Hier jedoch hakt es noch etwas: Cloud Computing ist eine noch junge Technologie und daher haben sich bisher noch keine allgemein akzeptierten Standards herausgebildet. Viele proprietäre Technologielieferanten folgen ihren eigenen Vorstellungen, wie eine Cloud aus Applikationssicht angesteuert, betrieben und gemanagt werden sollte. Nutzen Unternehmen eine solche herstellerspezifische Cloud-Plattform, sind sie den Vorstellungen des Technologieanbieters ausgeliefert - und die können sich durchaus im Verlauf von zwei oder drei Jahren gravierend ändern. Was vor allem aus Anwendersicht, aber auch aus Entwicklersicht, fehlt, ist eine Verknüpfung mehrerer Cloud-Plattformen.

Cloud-Services kombinieren

Cloud Computing steht für eine grundlegende Änderung bei der Nutzung von Rechen- und Speicherressourcen. Die bislang festverdrahteten, proprietären Verbindungen zwischen Softwarekomponenten und Anwendern dieser Komponenten werden durch kompakte Webdienste und webbasierten Softwarezugang ersetzt. Die wichtigsten Komponenten, um vorhandene Applikationen von einem zu einem anderen Cloud-Provider zu verschieben oder gar eine Kooperation zwischen mehreren Anbietern zu erzielen, sind:

• Standards bei den Schnittstellen: Anwendungen, die für eine Cloud erstellt wurden, lassen sich dann weitgehend problemlos zu einer anderen Cloud migrieren. Ein Beispiel für offene Standards ist zum Beispiel das Open-Source-Projekt Deltacloud. Deltacloud definiert ein einheitliches Interface und bietet Adapter für die wichtigsten öffentlichen und privaten Clouds. Heute wird die Schnittstelle vom Incubator der Apache Software Foundation betreut und weiterentwickelt.

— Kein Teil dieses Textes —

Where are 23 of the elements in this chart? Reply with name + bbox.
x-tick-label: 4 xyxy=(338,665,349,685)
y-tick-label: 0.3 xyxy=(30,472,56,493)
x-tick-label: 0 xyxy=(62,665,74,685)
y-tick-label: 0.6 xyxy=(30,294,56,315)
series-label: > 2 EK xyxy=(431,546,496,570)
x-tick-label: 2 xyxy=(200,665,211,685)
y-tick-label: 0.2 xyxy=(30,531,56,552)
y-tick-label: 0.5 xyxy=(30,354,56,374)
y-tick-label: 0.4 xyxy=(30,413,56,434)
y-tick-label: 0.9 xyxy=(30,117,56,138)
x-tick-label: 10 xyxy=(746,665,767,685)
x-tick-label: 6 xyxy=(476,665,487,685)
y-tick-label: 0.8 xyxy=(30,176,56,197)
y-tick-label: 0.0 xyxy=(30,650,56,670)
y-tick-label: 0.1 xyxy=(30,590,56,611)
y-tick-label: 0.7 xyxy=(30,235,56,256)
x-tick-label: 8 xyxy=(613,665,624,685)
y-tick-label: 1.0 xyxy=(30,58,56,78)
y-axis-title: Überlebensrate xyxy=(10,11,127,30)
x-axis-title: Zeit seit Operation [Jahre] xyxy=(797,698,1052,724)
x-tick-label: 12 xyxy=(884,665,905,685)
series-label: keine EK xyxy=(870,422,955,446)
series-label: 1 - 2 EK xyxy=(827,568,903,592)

• Voneinander getrennte Abstraktionsebenen: Es gibt eine klare Trennung von Hardware, Virtualisierung, Management und Applikationen. Diese einzelnen Schichten isolieren die Cloud-Services von der darunterliegenden Infrastruktur und sorgen für eine verbesserte Portabilität von Cloud-Ressourcen. Abstraktionsebenen verringern die Abhängigkeit von CPUs, Betriebssystemen und Virtualisierungssoftware.

• Umfangreiche Managementfunktionen: IT-Administratoren können damit die Cloud-Services, die das Unternehmen von mehreren Anbietern nutzt, so einfach wie möglich nutzen. Benötigt werden beispielsweise Funktionen für ein vollständiges Application Lifecycle Management, damit Unternehmen von der Flexibilität und Anpassungsfähigkeit unterschiedlicher Cloud-Services profitieren können.

Standards für Cloud-Schnittstellen definieren

Zumindest mittelfristig führt an Cloud Computing kein Weg vorbei, aktuell aber zögern Unternehmen noch mit einem breitflächigen Einsatz. Die Gründe dafür können sehr individuell sein, einige haben Sicherheitsbedenken und andere fürchten die Herstellerabhängigkeit. Als erfolgversprechendes Rezept, um in solchen Situationen voranzukommen, hat sich in der Vergangenheit oft die Definition von Standards und Richtlinien durch unabhängige Institutionen und gemischte Hersteller-Anwender-Gremien erwiesen. Standards dienen als Vorgabe, um bestimmte Schnittstellen umzusetzen. Halten sich die Hersteller von Hardware, Netzwerkkomponenten und Software an die Richtlinien, sind die Unternehmen auch bereit, das Angebot anzunehmen, weil sie davon profitieren.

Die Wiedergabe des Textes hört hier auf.